I won’t pretend to fully understand Terrence Malick, the man or his works. He specializes in a distinct kind of cinema, a free-form manifestation of loosely connected philosophical thoughts held together by breathtaking images that are themselves only vaguely associated with the plot. In fact, terms like “story” and “plot” hold virtually no meaning in Malick’s world — his films encourage stream-of-consciousness thought and meditation on Big Ideas rather than an adherence to traditional story structure. I have heard “The Tree of Life” described not as a film at all, but as a sort of prayer. It is a deeply personal, at times nigh-impenetrable essay on life, the universe and everything, and even if Malick at times errs on the side of ridiculous self-indulgence (the infamous 10-minute “creation of the cosmos” sequence is awesome but simply doesn‘t belong in the film), what he has accomplished here is entirely unique.
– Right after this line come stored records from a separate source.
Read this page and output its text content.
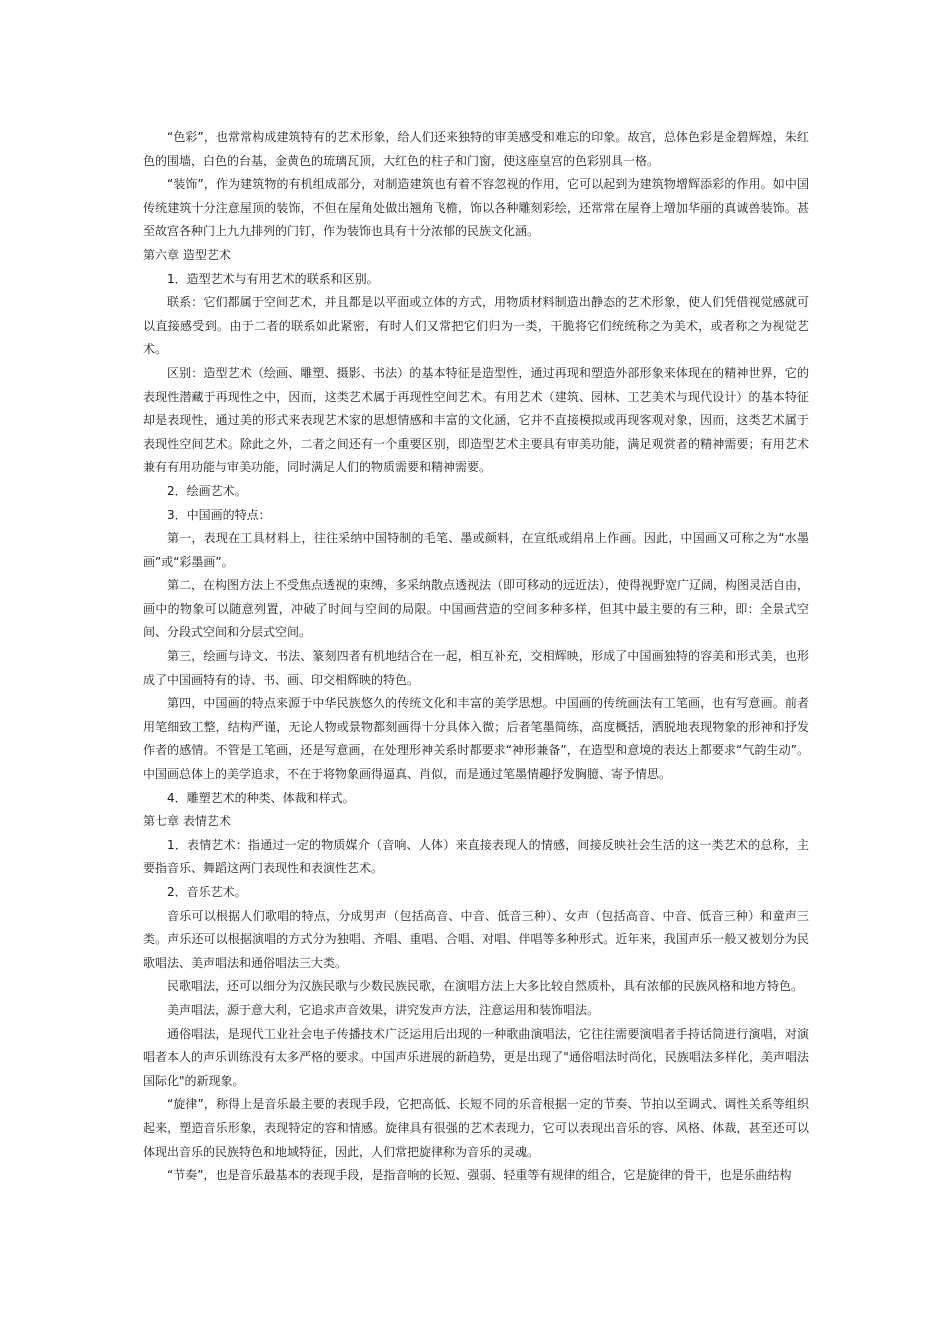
“色彩”，也常常构成建筑特有的艺术形象，给人们还来独特的审美感受和难忘的印象。故宫，总体色彩是金碧辉煌，朱红色的围墙，白色的台基，金黄色的琉璃瓦顶，大红色的柱子和门窗，使这座皇宫的色彩别具一格。

“装饰”，作为建筑物的有机组成部分，对制造建筑也有着不容忽视的作用，它可以起到为建筑物增辉添彩的作用。如中国传统建筑十分注意屋顶的装饰，不但在屋角处做出翘角飞檐，饰以各种雕刻彩绘，还常常在屋脊上增加华丽的真诚兽装饰。甚至故宫各种门上九九排列的门钉，作为装饰也具有十分浓郁的民族文化涵。

第六章 造型艺术

1．造型艺术与有用艺术的联系和区别。

联系：它们都属于空间艺术，并且都是以平面或立体的方式，用物质材料制造出静态的艺术形象，使人们凭借视觉感就可以直接感受到。由于二者的联系如此紧密，有时人们又常把它们归为一类，干脆将它们统统称之为美术，或者称之为视觉艺术。

区别：造型艺术（绘画、雕塑、摄影、书法）的基本特征是造型性，通过再现和塑造外部形象来体现在的精神世界，它的表现性潜藏于再现性之中，因而，这类艺术属于再现性空间艺术。有用艺术（建筑、园林、工艺美术与现代设计）的基本特征却是表现性，通过美的形式来表现艺术家的思想情感和丰富的文化涵，它并不直接模拟或再现客观对象，因而，这类艺术属于表现性空间艺术。除此之外，二者之间还有一个重要区别，即造型艺术主要具有审美功能，满足观赏者的精神需要；有用艺术兼有有用功能与审美功能，同时满足人们的物质需要和精神需要。

2．绘画艺术。

3．中国画的特点：

第一，表现在工具材料上，往往采纳中国特制的毛笔、墨或颜料，在宣纸或绢帛上作画。因此，中国画又可称之为“水墨画”或“彩墨画”。

第二，在构图方法上不受焦点透视的束缚，多采纳散点透视法（即可移动的远近法），使得视野宽广辽阔，构图灵活自由，画中的物象可以随意列置，冲破了时间与空间的局限。中国画营造的空间多种多样，但其中最主要的有三种，即：全景式空间、分段式空间和分层式空间。

第三，绘画与诗文、书法、篆刻四者有机地结合在一起，相互补充，交相辉映，形成了中国画独特的容美和形式美，也形成了中国画特有的诗、书、画、印交相辉映的特色。

第四，中国画的特点来源于中华民族悠久的传统文化和丰富的美学思想。中国画的传统画法有工笔画，也有写意画。前者用笔细致工整，结构严谨，无论人物或景物都刻画得十分具体入微；后者笔墨简练，高度概括，洒脱地表现物象的形神和抒发作者的感情。不管是工笔画，还是写意画，在处理形神关系时都要求“神形兼备”，在造型和意境的表达上都要求“气韵生动”。中国画总体上的美学追求，不在于将物象画得逼真、肖似，而是通过笔墨情趣抒发胸臆、寄予情思。

4．雕塑艺术的种类、体裁和样式。

第七章 表情艺术

1．表情艺术：指通过一定的物质媒介（音响、人体）来直接表现人的情感，间接反映社会生活的这一类艺术的总称，主要指音乐、舞蹈这两门表现性和表演性艺术。

2．音乐艺术。

音乐可以根据人们歌唱的特点，分成男声（包括高音、中音、低音三种）、女声（包括高音、中音、低音三种）和童声三类。声乐还可以根据演唱的方式分为独唱、齐唱、重唱、合唱、对唱、伴唱等多种形式。近年来，我国声乐一般又被划分为民歌唱法、美声唱法和通俗唱法三大类。

民歌唱法，还可以细分为汉族民歌与少数民族民歌，在演唱方法上大多比较自然质朴，具有浓郁的民族风格和地方特色。

美声唱法，源于意大利，它追求声音效果，讲究发声方法，注意运用和装饰唱法。

通俗唱法，是现代工业社会电子传播技术广泛运用后出现的一种歌曲演唱法，它往往需要演唱者手持话筒进行演唱，对演唱者本人的声乐训练没有太多严格的要求。中国声乐进展的新趋势，更是出现了"通俗唱法时尚化，民族唱法多样化，美声唱法国际化"的新现象。

“旋律”，称得上是音乐最主要的表现手段，它把高低、长短不同的乐音根据一定的节奏、节拍以至调式、调性关系等组织起来，塑造音乐形象，表现特定的容和情感。旋律具有很强的艺术表现力，它可以表现出音乐的容、风格、体裁，甚至还可以体现出音乐的民族特色和地域特征，因此，人们常把旋律称为音乐的灵魂。

“节奏”，也是音乐最基本的表现手段，是指音响的长短、强弱、轻重等有规律的组合，它是旋律的骨干，也是乐曲结构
The film is comprised of dream-like snippets from the adolescence of Jack O’Brien (played by Hunter McCracken, with Sean Penn portraying the adult Jack in the “present day” bookends that lend the film some degree of structure), a child of the ’50s who is forced to contend with the destructive influences of his imposing father (Brad Pitt, in a fine, understated performance). Jack’s father isn’t a bad man -- he loves all his sons, in his own way, and wants only for them to grow into strong, independent men. Still, the man simply doesn’t know how to love, and his personal demons have a lasting, devastating effect on the entire family.

Though writer/director Malick uses this story as a microcosm for all of existence, his goal is not to reveal the Meaning of Life. Rather, he is simply probing what makes us human: the shared experiences; the quiet solitude of inner reflection; the competing influences of Nature and Grace; the ability, quite simply, to love. Even as an avowed cynic who finds Malick’s life philosophies to be a bit naïve, I was completely enraptured by the experience. Even if the film doesn’t quite qualify as the masterpiece it’s been touted as, it is still unquestionably one of the most hypnotic and involving films you will see all year.